Community Lab. Community lab is a group of 5 - 10 people focused on community living and all that comes with it. Co-op members will arrive at Mars together, build their own living spaces (aligned with community design), a kitchen and a cozy living room.
Another offering of Community Lab will be to build and steward a large movement and embodiment centered classroom space called “the dojo”. Here you’ll find workshops focused on bodywork, movement practices, relating, conflict navigation, intimacy and creativity. The dojo will be a public building that any Martian can offer workshops, and as a co-op member, you will be encouraged to hold workshops to the greater mars community. They will have shared chores, food shopping and meal plans and daily sharing circles and check ins. They’re playing with offering some form of a service of conflict navigation and space holding for other co-ops. Everyone joining our co-op will be a part of another event in Sweden during the next summer, which we will be preparing for during mars. To check out that event, click here: communitylab.life.
AI Camp. The Creative AI camp will be a group of residents interested in using AI techniques to create media. We will study things such as agentic coding, filmmaking and storytelling, game development, and AI embodiment. The Eden team will be there, and will be sponsoring AI students with compute and resources to create with AI. Those of us running the Creative AI Program at Mars College are determined to make shelter available to participants living on Mars.
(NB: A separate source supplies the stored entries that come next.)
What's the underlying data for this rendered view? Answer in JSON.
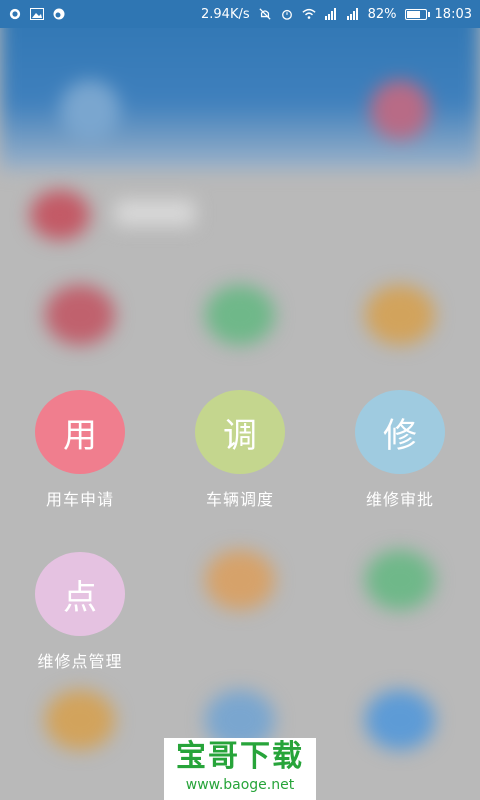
{
  "status_bar": {
    "network_speed": "2.94K/s",
    "battery_percent": "82%",
    "battery_level": 0.82,
    "time": "18:03",
    "icons": [
      "share-icon",
      "image-icon",
      "cloud-icon",
      "mute-icon",
      "alarm-icon",
      "wifi-icon",
      "signal-icon",
      "signal-icon",
      "battery-icon"
    ]
  },
  "menu": {
    "items": [
      {
        "glyph": "用",
        "label": "用车申请",
        "color": "#f07e8e"
      },
      {
        "glyph": "调",
        "label": "车辆调度",
        "color": "#c4d68e"
      },
      {
        "glyph": "修",
        "label": "维修审批",
        "color": "#9fcbe0"
      },
      {
        "glyph": "点",
        "label": "维修点管理",
        "color": "#e5c2e1"
      }
    ]
  },
  "watermark": {
    "title": "宝哥下载",
    "url": "www.baoge.net"
  }
}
Most likely the living part of this will be a 12’x8’ very rough shack made from pallet racks and plywood. It’ll have a door and one or two windows and a mattress. Much of the finishing touches will be up to the inhabitants like dust proofing, water proofing, adding lights, and furniture. In past years some people have put tents inside the pallet racks for another layer of protection. Others have built furniture and elaborate decorations.
Additionally we plan to have some kind of kitchen set-up that is mostly weather proof and has a few mini-fridges and a sink and a couple of camp stoves and what not. The specifics of how this operates will depend on who ends up being part of the AI Camp. As organizers we intend to make it possible to thrive in the Desert. But the actual effort and form that takes will need to come from the participants themselves.
These Living Co-Ops – if they haven’t already – will likely be writing more in depth explanations of what they’re about in future substack posts. Stay tuned.
If you are a Martian alumnus and would like to organize a living co-op for Mars 2026, please fill out this form.
IN CONCLUSION
Living on Mars comes with fewer creature comforts than living on-grid in a house or in an apartment. And yet, every year we cook delicious meals, work on projects, do yoga, throw parties, have cozy movie nights. There’s even a relaxing hot springs/mud pot nearby (that has carpet on the bottom of it). The impact and importance of the weather makes it easier to be mindful of what’s happening now. You become much more aware of the cycles of the moon. And when the weather’s good, you can walk around barefoot and see for miles. It’s not the easiest place to live, and yet every year, people keep coming back.
It's a lot of time outside, with friends, and of course, if you want, a lot of opportunity to go piss under the stars.